La cause la plus importante de déséquilibre potentiel dans les relations humaines résulte du non respect des nuances à tous les niveaux, en particulier celui des jugements portés à partir des actes ou des attitudes des autres, sur ce qui constitue le fond de leur personnalité et l'essence de leur être. Le tout premier effort de discernement doit s'appliquer, dans cette optique, à la perception de cet "autre", composé, tout comme celui qui l'examine, d'une âme ou "moi" qui, en raison de sa tendance naturelle à l'égocentrisme, incite au mal et d'un cœur qui appelle au bien. De ce fait, traiter quelqu'un a priori comme une entité monolithique, c'est blesser gravement son cœur, alors que seul son moi égoïste est responsable des actes néfastes qu'il peut commettre. Tirmidhî ajoute que, même au cas où l'on s'aperçoit que, chez quelqu'un, ce moi domine totalement le cœur, il convient de toujours conserver à son égard une attitude empreinte de miséricorde, sorte de bénéfice du doute à l'avantage de ce cœur dont nul, hormis Celui qui l'a créé, ne connaît le secret ultime. Dans cette perspective, les hommes ne peuvent espérer comprendre leurs semblables qu'à travers les actes qu'ils posent : "Les actes sont apparents. Or, ce qui est apparent dépend de ce qui est à l'intérieur." Par conséquent, le deuxième conseil du Livre des nuances consiste en une incitation à se montrer prudent au cours de cette observation, dans la mesure où deux actes totalement identiques en apparence peuvent renvoyer à des buts, des intentions et, plus profondément, à des motivations radicalement opposées.
incipit :
Gloire à Dieu, Seigneur de tous les univers, je te demande ton aide, ô Dieu unique qui n'as pas d'associé.

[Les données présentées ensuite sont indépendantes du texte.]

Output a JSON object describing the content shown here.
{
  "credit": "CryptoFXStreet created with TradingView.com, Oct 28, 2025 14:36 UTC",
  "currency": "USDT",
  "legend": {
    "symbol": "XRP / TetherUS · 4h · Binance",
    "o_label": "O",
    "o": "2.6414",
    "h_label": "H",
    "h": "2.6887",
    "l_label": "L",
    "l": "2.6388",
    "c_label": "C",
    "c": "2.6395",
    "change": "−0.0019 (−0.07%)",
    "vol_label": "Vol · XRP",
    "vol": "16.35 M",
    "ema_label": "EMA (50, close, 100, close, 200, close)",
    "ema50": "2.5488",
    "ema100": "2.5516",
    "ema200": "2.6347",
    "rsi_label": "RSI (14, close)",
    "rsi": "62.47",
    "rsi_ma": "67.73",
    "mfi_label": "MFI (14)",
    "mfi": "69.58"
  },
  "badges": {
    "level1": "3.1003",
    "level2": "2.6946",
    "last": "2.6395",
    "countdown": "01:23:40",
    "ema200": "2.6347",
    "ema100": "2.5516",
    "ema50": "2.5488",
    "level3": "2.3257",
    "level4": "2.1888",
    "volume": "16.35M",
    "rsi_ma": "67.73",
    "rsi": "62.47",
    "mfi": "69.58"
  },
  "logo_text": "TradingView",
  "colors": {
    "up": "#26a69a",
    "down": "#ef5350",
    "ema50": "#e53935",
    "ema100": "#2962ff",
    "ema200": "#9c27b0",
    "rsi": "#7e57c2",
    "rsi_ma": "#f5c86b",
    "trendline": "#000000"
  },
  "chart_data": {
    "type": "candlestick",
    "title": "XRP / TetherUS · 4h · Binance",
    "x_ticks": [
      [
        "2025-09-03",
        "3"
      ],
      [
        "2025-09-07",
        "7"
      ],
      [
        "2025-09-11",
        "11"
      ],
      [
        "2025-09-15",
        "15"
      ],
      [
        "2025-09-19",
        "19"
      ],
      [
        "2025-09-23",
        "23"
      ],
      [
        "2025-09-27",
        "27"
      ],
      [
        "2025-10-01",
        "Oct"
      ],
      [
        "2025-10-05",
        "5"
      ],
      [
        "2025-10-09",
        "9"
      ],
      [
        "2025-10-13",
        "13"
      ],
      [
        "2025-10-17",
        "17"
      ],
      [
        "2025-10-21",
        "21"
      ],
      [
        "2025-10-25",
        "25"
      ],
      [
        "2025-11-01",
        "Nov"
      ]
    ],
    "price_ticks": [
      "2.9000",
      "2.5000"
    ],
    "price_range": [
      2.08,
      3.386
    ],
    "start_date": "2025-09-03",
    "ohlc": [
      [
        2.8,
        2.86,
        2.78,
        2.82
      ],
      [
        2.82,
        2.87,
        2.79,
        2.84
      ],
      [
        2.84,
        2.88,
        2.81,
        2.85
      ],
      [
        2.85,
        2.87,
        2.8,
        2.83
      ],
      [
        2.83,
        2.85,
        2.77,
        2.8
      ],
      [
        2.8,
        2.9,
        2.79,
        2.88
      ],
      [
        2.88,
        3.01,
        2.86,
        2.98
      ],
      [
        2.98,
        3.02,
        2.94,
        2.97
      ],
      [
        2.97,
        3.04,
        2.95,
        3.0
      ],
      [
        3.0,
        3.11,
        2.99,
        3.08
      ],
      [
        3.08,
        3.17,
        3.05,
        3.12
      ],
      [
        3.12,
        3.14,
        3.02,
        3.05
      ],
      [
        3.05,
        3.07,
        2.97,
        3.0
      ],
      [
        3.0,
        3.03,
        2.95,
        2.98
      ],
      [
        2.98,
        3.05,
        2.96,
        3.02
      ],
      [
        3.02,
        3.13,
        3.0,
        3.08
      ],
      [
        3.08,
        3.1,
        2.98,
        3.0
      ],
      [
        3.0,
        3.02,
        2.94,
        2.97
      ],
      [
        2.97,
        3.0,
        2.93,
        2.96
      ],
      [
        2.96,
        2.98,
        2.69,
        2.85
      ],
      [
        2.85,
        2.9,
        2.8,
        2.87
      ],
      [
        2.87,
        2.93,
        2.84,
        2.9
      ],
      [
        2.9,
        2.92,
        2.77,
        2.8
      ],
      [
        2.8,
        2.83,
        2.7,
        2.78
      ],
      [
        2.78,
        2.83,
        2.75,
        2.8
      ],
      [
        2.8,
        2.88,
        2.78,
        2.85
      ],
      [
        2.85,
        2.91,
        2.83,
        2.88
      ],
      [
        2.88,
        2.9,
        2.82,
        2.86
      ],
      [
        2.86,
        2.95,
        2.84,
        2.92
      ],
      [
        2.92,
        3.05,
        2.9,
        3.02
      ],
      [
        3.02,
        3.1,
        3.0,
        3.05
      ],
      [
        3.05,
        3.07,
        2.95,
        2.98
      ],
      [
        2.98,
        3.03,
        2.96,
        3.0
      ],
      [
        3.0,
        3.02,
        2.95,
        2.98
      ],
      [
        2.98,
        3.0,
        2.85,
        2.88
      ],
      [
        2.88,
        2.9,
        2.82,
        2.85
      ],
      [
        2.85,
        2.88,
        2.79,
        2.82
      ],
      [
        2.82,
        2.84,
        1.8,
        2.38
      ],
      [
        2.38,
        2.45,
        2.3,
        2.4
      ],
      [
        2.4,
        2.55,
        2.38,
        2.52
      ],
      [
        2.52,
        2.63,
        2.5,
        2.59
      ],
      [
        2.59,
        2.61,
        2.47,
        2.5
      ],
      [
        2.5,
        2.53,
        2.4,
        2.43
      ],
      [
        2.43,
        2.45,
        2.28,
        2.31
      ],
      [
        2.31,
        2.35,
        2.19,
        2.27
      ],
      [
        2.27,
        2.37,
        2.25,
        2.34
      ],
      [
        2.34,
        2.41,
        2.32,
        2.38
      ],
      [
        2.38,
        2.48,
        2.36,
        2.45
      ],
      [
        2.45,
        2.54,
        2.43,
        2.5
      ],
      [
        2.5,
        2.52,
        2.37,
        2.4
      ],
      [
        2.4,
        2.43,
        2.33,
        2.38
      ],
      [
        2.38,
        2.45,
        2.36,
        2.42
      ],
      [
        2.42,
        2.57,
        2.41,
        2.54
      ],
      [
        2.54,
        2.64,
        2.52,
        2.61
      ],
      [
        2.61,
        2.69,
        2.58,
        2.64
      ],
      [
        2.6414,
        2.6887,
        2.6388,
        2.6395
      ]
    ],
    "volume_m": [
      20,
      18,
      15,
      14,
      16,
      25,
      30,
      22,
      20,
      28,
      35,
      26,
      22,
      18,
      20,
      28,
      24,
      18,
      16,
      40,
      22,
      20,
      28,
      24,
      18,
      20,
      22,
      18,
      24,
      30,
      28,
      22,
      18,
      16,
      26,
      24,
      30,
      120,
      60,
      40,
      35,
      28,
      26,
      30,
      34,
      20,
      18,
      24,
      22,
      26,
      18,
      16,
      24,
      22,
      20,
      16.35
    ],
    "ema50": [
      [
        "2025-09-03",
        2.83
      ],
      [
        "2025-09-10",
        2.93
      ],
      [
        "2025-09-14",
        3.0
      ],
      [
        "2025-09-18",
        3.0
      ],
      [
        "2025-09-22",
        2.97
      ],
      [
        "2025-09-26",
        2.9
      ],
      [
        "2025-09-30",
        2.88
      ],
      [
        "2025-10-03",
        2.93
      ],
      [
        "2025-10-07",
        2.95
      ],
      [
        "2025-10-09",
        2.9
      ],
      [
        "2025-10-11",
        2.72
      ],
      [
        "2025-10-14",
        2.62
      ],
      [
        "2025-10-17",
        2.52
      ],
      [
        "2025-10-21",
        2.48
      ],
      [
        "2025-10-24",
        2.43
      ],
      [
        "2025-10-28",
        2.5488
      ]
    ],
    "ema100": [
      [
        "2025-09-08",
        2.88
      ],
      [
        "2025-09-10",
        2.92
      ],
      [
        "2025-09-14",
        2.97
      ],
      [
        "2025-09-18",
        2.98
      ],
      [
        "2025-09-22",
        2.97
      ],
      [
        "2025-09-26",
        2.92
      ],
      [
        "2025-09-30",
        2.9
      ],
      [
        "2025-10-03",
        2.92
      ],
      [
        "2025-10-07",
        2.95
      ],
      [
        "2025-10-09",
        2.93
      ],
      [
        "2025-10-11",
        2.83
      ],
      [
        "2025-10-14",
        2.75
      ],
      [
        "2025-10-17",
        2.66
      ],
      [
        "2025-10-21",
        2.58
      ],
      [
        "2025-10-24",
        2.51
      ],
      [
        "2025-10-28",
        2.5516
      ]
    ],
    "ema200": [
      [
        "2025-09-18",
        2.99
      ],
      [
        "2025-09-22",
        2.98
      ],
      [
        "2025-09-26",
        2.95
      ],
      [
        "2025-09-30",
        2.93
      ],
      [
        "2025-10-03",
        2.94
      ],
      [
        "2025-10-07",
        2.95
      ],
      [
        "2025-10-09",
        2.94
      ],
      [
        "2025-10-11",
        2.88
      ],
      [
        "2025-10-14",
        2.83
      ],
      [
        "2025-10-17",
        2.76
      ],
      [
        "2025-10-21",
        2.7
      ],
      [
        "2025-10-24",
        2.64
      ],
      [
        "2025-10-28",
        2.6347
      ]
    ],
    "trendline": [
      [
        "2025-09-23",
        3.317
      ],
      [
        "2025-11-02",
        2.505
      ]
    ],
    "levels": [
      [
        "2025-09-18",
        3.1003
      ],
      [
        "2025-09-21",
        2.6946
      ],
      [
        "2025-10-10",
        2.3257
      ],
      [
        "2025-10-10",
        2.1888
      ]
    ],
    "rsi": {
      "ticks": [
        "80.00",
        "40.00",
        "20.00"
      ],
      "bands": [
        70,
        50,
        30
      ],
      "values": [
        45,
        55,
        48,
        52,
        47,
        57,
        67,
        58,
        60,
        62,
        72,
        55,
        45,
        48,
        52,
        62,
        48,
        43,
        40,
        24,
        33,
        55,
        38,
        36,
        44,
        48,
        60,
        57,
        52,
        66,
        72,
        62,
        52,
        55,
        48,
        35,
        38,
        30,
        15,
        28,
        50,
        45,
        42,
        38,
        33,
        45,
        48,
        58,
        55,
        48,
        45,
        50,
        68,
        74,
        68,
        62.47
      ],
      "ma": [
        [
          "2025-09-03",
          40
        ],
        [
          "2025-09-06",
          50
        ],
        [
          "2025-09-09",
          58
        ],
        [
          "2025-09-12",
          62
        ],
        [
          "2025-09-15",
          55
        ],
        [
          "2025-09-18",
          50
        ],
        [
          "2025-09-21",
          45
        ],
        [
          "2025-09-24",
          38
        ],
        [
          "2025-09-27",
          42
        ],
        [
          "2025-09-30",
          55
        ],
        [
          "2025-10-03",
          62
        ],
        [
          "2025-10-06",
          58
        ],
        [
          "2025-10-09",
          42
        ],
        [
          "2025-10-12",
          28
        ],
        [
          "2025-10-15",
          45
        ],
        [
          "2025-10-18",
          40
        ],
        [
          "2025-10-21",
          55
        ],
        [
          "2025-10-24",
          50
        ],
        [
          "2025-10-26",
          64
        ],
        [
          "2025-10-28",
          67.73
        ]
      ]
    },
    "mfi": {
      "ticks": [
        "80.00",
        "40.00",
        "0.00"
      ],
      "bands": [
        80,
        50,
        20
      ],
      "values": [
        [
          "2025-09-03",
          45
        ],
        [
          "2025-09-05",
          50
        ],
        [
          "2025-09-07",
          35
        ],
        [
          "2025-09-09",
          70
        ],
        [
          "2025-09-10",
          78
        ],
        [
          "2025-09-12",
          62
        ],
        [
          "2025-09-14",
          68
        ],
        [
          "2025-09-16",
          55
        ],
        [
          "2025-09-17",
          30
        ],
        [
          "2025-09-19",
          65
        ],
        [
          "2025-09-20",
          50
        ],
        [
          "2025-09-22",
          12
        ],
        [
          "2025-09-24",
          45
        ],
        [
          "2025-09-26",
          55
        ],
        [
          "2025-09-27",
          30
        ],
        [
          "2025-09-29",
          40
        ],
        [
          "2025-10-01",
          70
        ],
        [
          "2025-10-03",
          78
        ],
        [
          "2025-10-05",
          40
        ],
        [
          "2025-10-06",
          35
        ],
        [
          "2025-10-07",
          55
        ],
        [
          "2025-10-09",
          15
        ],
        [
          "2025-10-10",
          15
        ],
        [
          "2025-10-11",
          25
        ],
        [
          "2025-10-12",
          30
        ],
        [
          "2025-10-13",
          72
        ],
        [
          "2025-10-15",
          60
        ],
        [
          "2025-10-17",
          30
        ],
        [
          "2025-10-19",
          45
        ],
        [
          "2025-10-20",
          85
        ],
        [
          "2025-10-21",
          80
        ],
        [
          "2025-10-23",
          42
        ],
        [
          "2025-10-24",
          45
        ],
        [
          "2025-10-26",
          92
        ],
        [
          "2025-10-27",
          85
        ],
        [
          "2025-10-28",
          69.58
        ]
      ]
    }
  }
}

L'imâm Abû 'Abd Allâh Muhammad Ibn 'Alî al-Hakîm al-Tirmidhî a dit, que Dieu le prenne en sa miséricorde : - Gloire à Dieu, maître et possesseur de la gloire ('izza) et prières sur son prophète Muhammad et sur sa famille. Tu m'as questionné sur la cause de l'ambivalence des actes (sabab mushtabih al-af'âl) et sur ce qui permet d'établir clairement les nuances (furûq) qui les différencient. sache que la cause sur laquelle tu t'interroges réside dans le fait que les actes (af'âl) qui sont extériorisés au moyen des membres du corps proviennent d'une poitrine divisée en deux : un coeur sain et une âme déficiente. Celui des deux qui l'emporte en l'homme, c'est à lui que revient l'acte (fi'l). Ainsi, les actes sont clairement distincts du point de vue de l'intériorité, alors qu'ils peuvent être tout à fait semblables en apparence.